INDEMNIFICATION OF DIRECTORS
AND OFFICERS OF ADDITIONAL REGISTRANTS
The following
summarizes the indemnification of the directors and officers of subsidiaries of Carriage Services, Inc. that are additional registrants under this registration statement.
Delaware Additional Registrants
Carriage Funeral Holdings, Inc., CFS Funeral Services, Inc., Carriage Holding Company, Inc., Carriage Management, Inc., Carriage Life
Events, Inc., Carriage Pennsylvania Holdings, Inc., Carriage Funeral Management, Inc., Carriage Florida Holdings, Inc., Carriage Services Investment Advisors, Inc., PNCA, Inc., Carriage Operations, Inc., Carriage Services of Tennessee, Inc., each a
Delaware corporation (each a Delaware Corporate Subsidiary).
The indemnification provisions of the DGCL described in
Indemnification of Directors and Officers of Carriage Services, Inc. above also relate to the directors and officers of each Delaware Corporate Subsidiary.
The bylaws of each Delaware Corporate Subsidiary contain indemnification provisions that provide for the indemnification of its directors and
officers to the fullest extent permitted by the DGCL, as amended. In addition, the bylaws of each Delaware Corporate Subsidiary specifically authorize each corporation to purchase and maintain insurance to protect itself and its directors and
officers against any expense, liability or loss, whether or not the corporation would have the power to indemnify such persons against such expense, liability or loss under its bylaws. The bylaws of each Delaware Corporate Subsidiary also permit the
corporation to authorize the advancement or reimbursement of expenses to any of its director or officer, subject to a written undertaking by such person to repay such amounts if it is later determined that the indemnitee is not entitled to
indemnification.
The certificate of incorporation of each Delaware Corporate Subsidiary contains provisions eliminating a directors
personal liability for monetary damages for breach of fiduciary duty as a director, except in circumstances involving: (i) a breach of a directors duty of loyalty to the corporation or its stockholders, (ii) acts or omissions not in
good faith or which involve intentional misconduct or knowing violations of law, (iii) the unlawful payment of dividends or stock purchase or redemption, or (iv) transactions from which a director derived an improper personal benefit.

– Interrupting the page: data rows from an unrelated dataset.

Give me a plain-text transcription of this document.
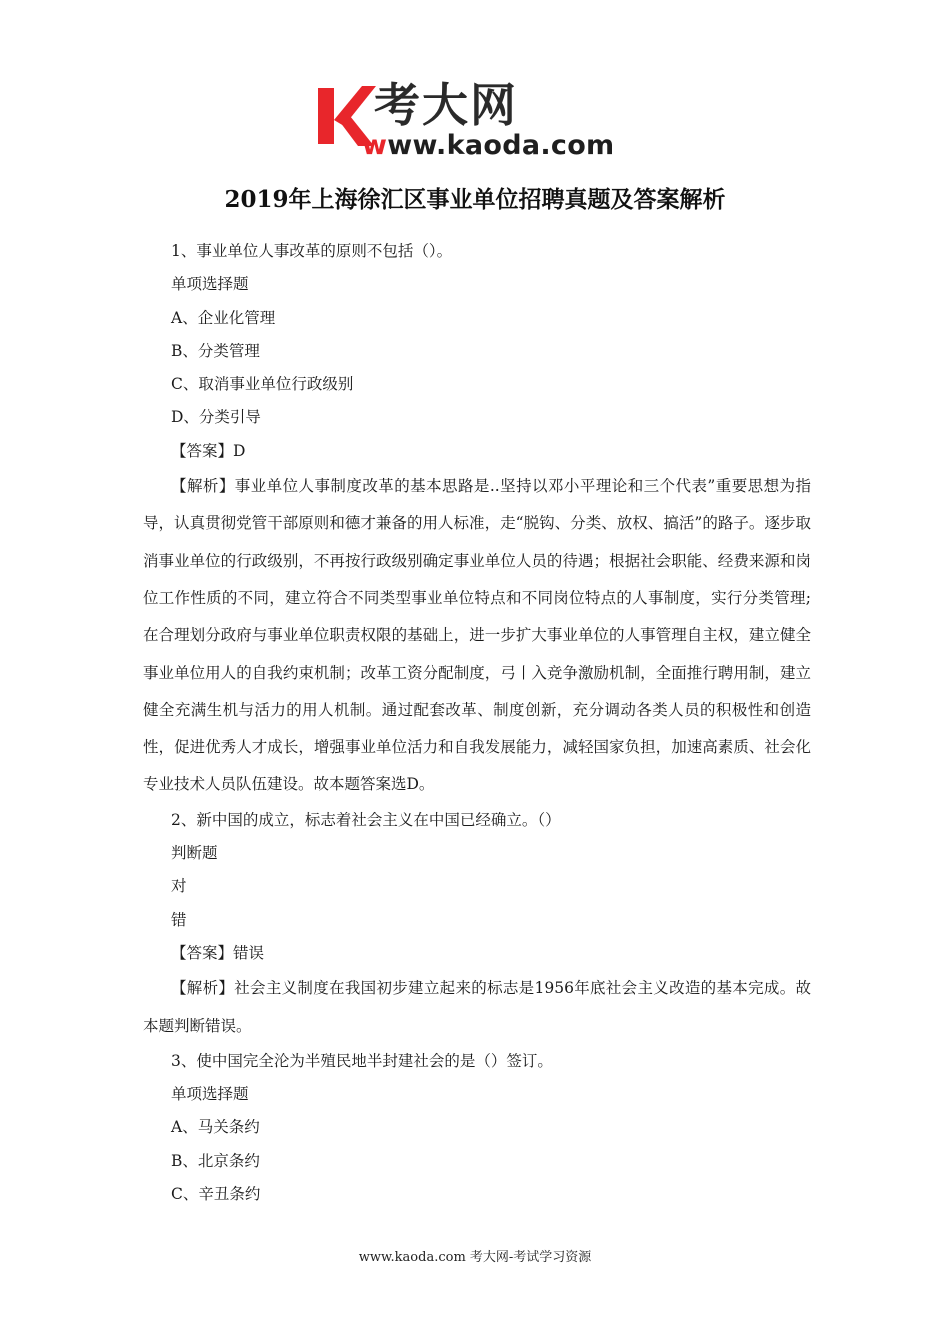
考大网
www.kaoda.com
2019年上海徐汇区事业单位招聘真题及答案解析
1、事业单位人事改革的原则不包括（）。
单项选择题
A、企业化管理
B、分类管理
C、取消事业单位行政级别
D、分类引导
【答案】D
【解析】事业单位人事制度改革的基本思路是..坚持以邓小平理论和三个代表”重要思想为指导，认真贯彻党管干部原则和德才兼备的用人标准，走“脱钩、分类、放权、搞活”的路子。逐步取消事业单位的行政级别，不再按行政级别确定事业单位人员的待遇；根据社会职能、经费来源和岗位工作性质的不同，建立符合不同类型事业单位特点和不同岗位特点的人事制度，实行分类管理;在合理划分政府与事业单位职责权限的基础上，进一步扩大事业单位的人事管理自主权，建立健全事业单位用人的自我约束机制；改革工资分配制度，弓丨入竞争激励机制，全面推行聘用制，建立健全充满生机与活力的用人机制。通过配套改革、制度创新，充分调动各类人员的积极性和创造性，促进优秀人才成长，增强事业单位活力和自我发展能力，减轻国家负担，加速高素质、社会化专业技术人员队伍建设。故本题答案选D。
2、新中国的成立，标志着社会主义在中国已经确立。（）
判断题
对
错
【答案】错误
【解析】社会主义制度在我国初步建立起来的标志是1956年底社会主义改造的基本完成。故本题判断错误。
3、使中国完全沦为半殖民地半封建社会的是（）签订。
单项选择题
A、马关条约
B、北京条约
C、辛丑条约
www.kaoda.com 考大网-考试学习资源
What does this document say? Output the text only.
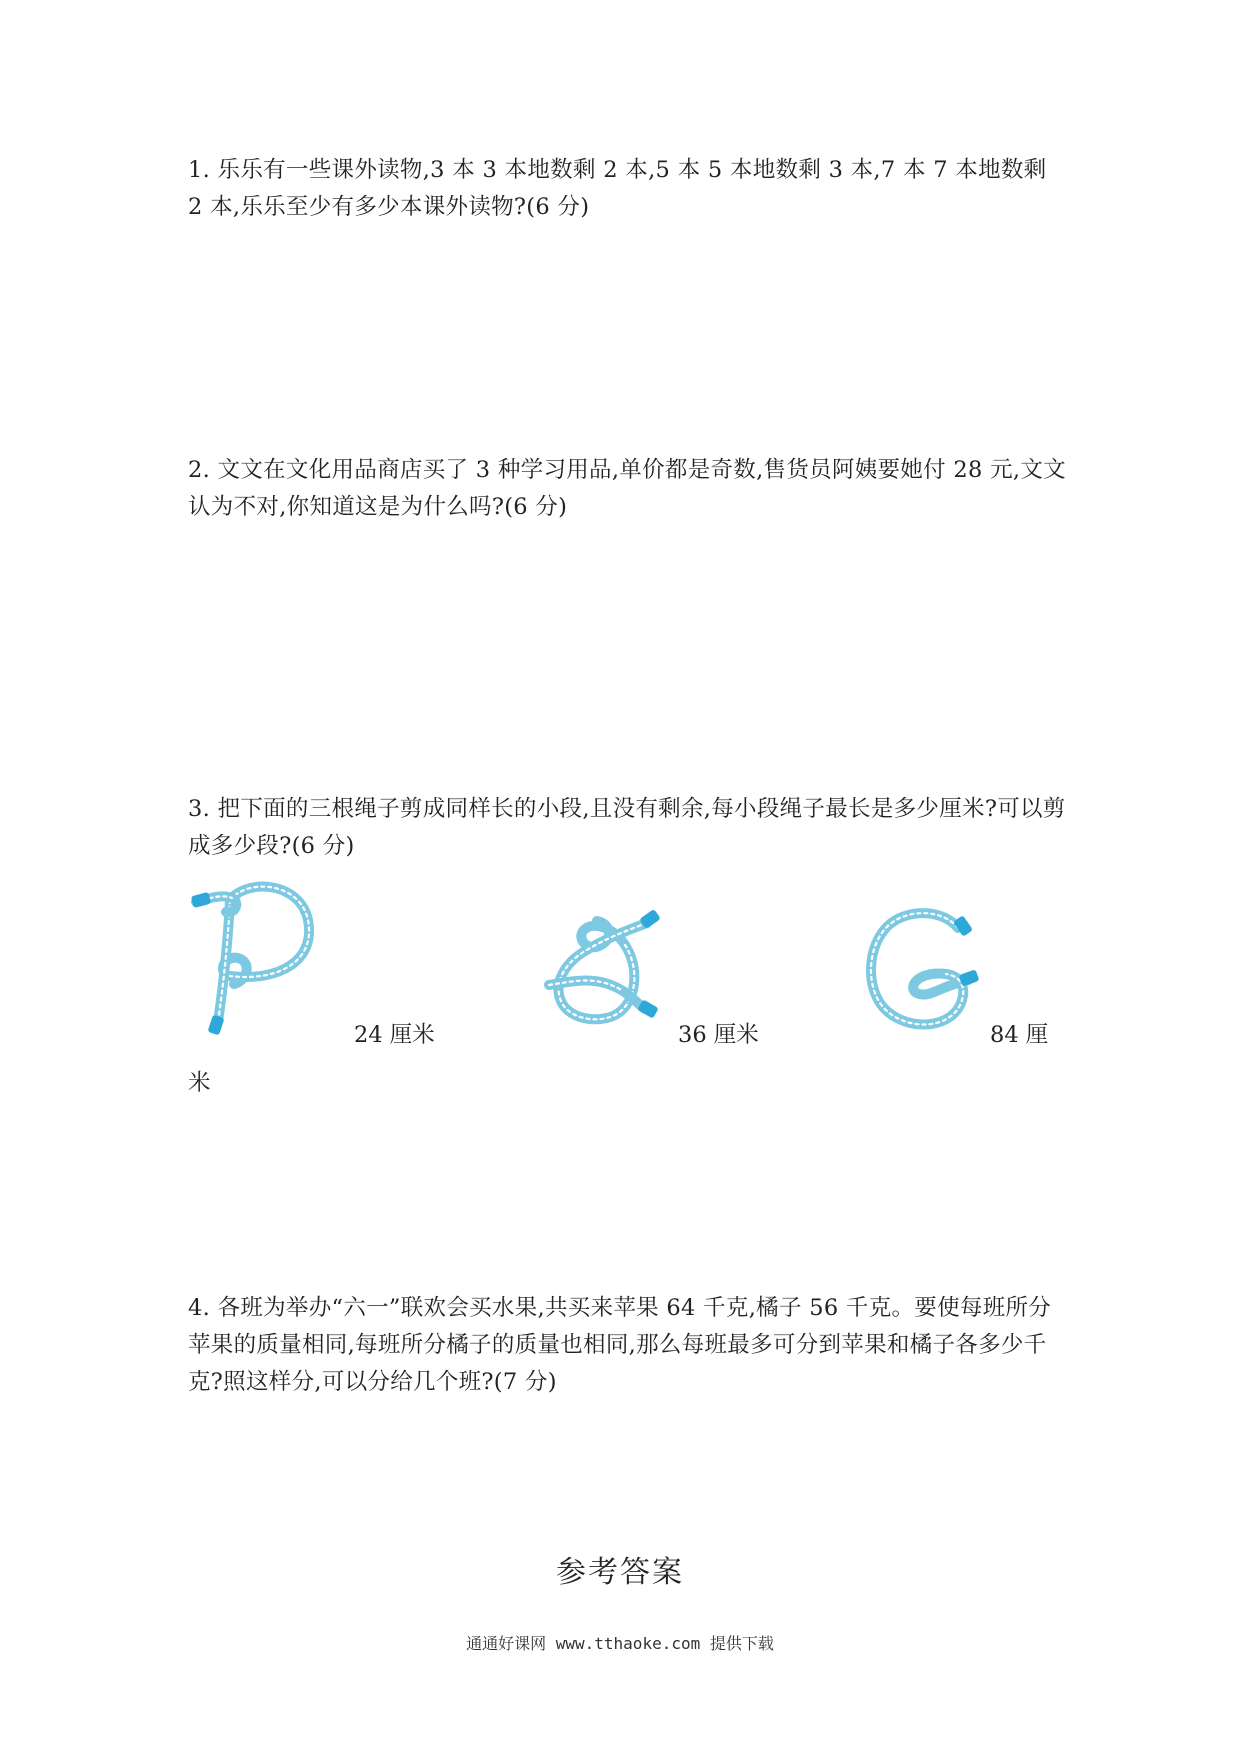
1. 乐乐有一些课外读物,3 本 3 本地数剩 2 本,5 本 5 本地数剩 3 本,7 本 7 本地数剩 2 本,乐乐至少有多少本课外读物?(6 分)
2. 文文在文化用品商店买了 3 种学习用品,单价都是奇数,售货员阿姨要她付 28 元,文文认为不对,你知道这是为什么吗?(6 分)
3. 把下面的三根绳子剪成同样长的小段,且没有剩余,每小段绳子最长是多少厘米?可以剪成多少段?(6 分)
24 厘米	36 厘米	84 厘
米
4. 各班为举办“六一”联欢会买水果,共买来苹果 64 千克,橘子 56 千克。要使每班所分苹果的质量相同,每班所分橘子的质量也相同,那么每班最多可分到苹果和橘子各多少千克?照这样分,可以分给几个班?(7 分)
参考答案
通通好课网 www.tthaoke.com 提供下载
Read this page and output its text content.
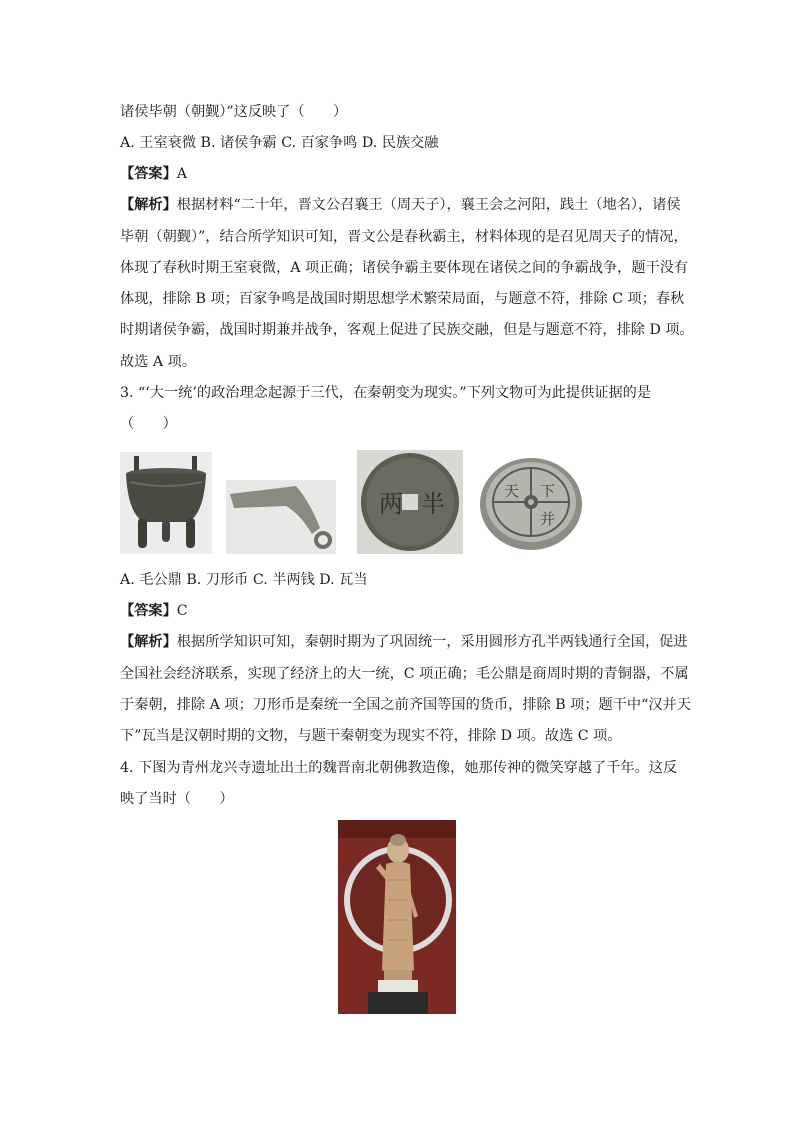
诸侯毕朝（朝觐）”这反映了（　　）
A. 王室衰微 B. 诸侯争霸 C. 百家争鸣 D. 民族交融
【答案】A
【解析】根据材料“二十年，晋文公召襄王（周天子），襄王会之河阳，践土（地名），诸侯
毕朝（朝觐）”，结合所学知识可知，晋文公是春秋霸主，材料体现的是召见周天子的情况，
体现了春秋时期王室衰微，A 项正确；诸侯争霸主要体现在诸侯之间的争霸战争，题干没有
体现，排除 B 项；百家争鸣是战国时期思想学术繁荣局面，与题意不符，排除 C 项；春秋
时期诸侯争霸，战国时期兼并战争，客观上促进了民族交融，但是与题意不符，排除 D 项。
故选 A 项。
3. “‘大一统’的政治理念起源于三代，在秦朝变为现实。”下列文物可为此提供证据的是
（　　）
两 半	天 下
并
A. 毛公鼎 B. 刀形币 C. 半两钱 D. 瓦当
【答案】C
【解析】根据所学知识可知，秦朝时期为了巩固统一，采用圆形方孔半两钱通行全国，促进
全国社会经济联系，实现了经济上的大一统，C 项正确；毛公鼎是商周时期的青铜器，不属
于秦朝，排除 A 项；刀形币是秦统一全国之前齐国等国的货币，排除 B 项；题干中“汉并天
下”瓦当是汉朝时期的文物，与题干秦朝变为现实不符，排除 D 项。故选 C 项。
4. 下图为青州龙兴寺遗址出土的魏晋南北朝佛教造像，她那传神的微笑穿越了千年。这反
映了当时（　　）
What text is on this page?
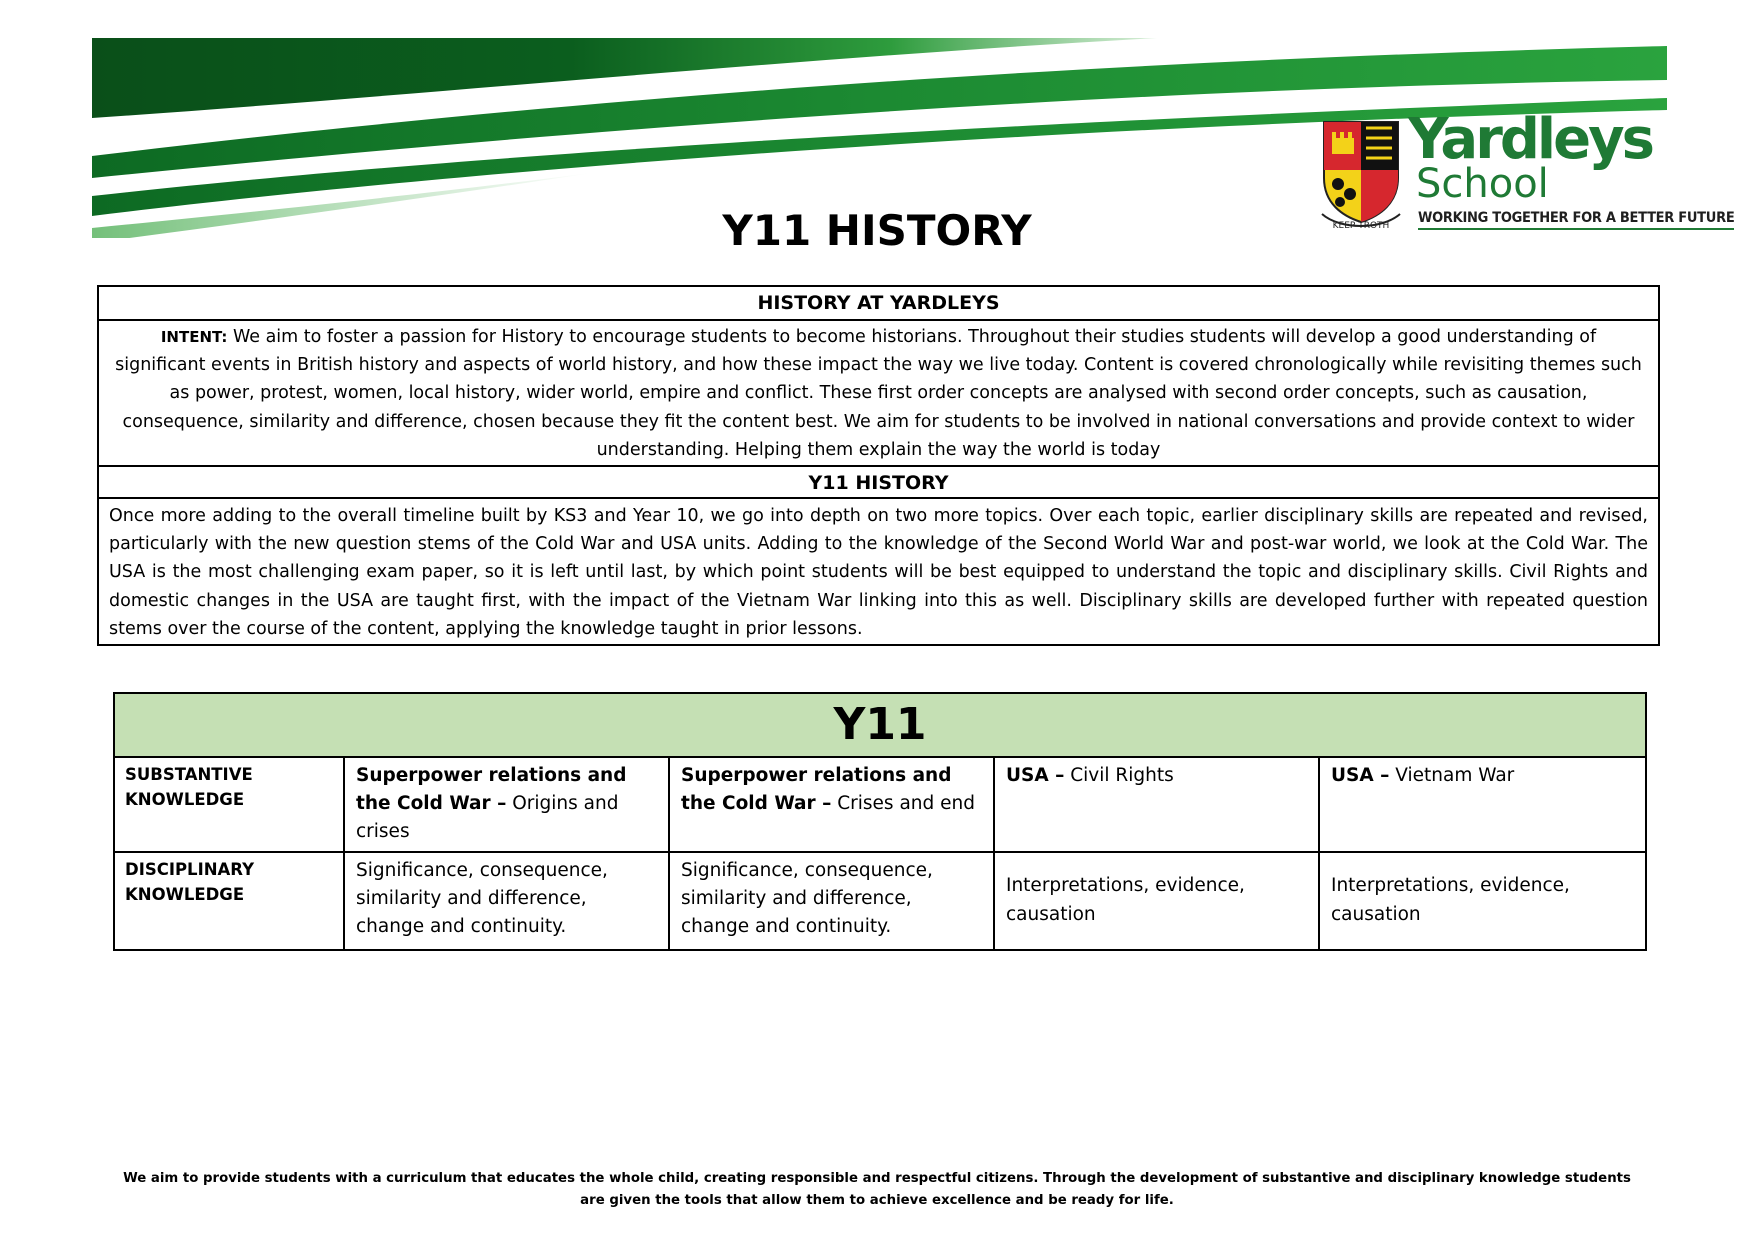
KEEP TROTH
Yardleys
School
WORKING TOGETHER FOR A BETTER FUTURE
Y11 HISTORY
HISTORY AT YARDLEYS
INTENT: We aim to foster a passion for History to encourage students to become historians. Throughout their studies students will develop a good understanding of significant events in British history and aspects of world history, and how these impact the way we live today. Content is covered chronologically while revisiting themes such as power, protest, women, local history, wider world, empire and conflict. These first order concepts are analysed with second order concepts, such as causation, consequence, similarity and difference, chosen because they fit the content best. We aim for students to be involved in national conversations and provide context to wider understanding. Helping them explain the way the world is today
Y11 HISTORY
Once more adding to the overall timeline built by KS3 and Year 10, we go into depth on two more topics. Over each topic, earlier disciplinary skills are repeated and revised, particularly with the new question stems of the Cold War and USA units. Adding to the knowledge of the Second World War and post-war world, we look at the Cold War. The USA is the most challenging exam paper, so it is left until last, by which point students will be best equipped to understand the topic and disciplinary skills. Civil Rights and domestic changes in the USA are taught first, with the impact of the Vietnam War linking into this as well. Disciplinary skills are developed further with repeated question stems over the course of the content, applying the knowledge taught in prior lessons.
Y11				
SUBSTANTIVE KNOWLEDGE	Superpower relations and the Cold War – Origins and crises	Superpower relations and the Cold War – Crises and end	USA – Civil Rights	USA – Vietnam War
DISCIPLINARY KNOWLEDGE	Significance, consequence, similarity and difference, change and continuity.	Significance, consequence, similarity and difference, change and continuity.	Interpretations, evidence, causation	Interpretations, evidence, causation
We aim to provide students with a curriculum that educates the whole child, creating responsible and respectful citizens. Through the development of substantive and disciplinary knowledge students are given the tools that allow them to achieve excellence and be ready for life.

Carriage Team California (Cemetery), LLC, Carriage Team California (Funeral), LLC, Carriage Team Florida (Cemetery), LLC, Carriage Team
Florida (Funeral), LLC, Carriage Services of Ohio, LLC, Carriage Team Kansas, LLC, each a Delaware limited liability company (each, a Delaware LLC Subsidiary).
Section 18-108 of the Delaware Limited Liability Company Act (DLLCA), provides that,
subject to such standards and restrictions, if any, as are set forth in its limited liability company agreement, a limited liability company may, and shall have the power to, indemnify and hold harmless any member, manager or other person from and
against any and all claims and demands whatsoever.
The limited liability company agreement of each Delaware LLC Subsidiary contains
indemnification provisions that provide for the indemnification of its managers, and authorize the indemnification of its officers, to the fullest extent permitted by the DLLCA, as amended. Each limited liability company agreement expressly
acknowledges that such indemnification could involve indemnification for negligence or under theories of strict liability. In addition, the limited liability company agreement of each Delaware LLC Subsidiary specifically authorizes the company to
purchase and maintain insurance to protect itself and its managers and officers against any expense, liability or loss, whether or not the company would have the power to indemnify such persons against such expense, liability or loss under its
limited liability company agreement. The limited liability company agreement of each Delaware LLC Subsidiary also permits the company to authorize the advancement or reimbursement of expenses to any of its managers, subject to a written undertaking
by such person to repay such amounts if it is later determined that the indemnitee is not entitled to indemnification.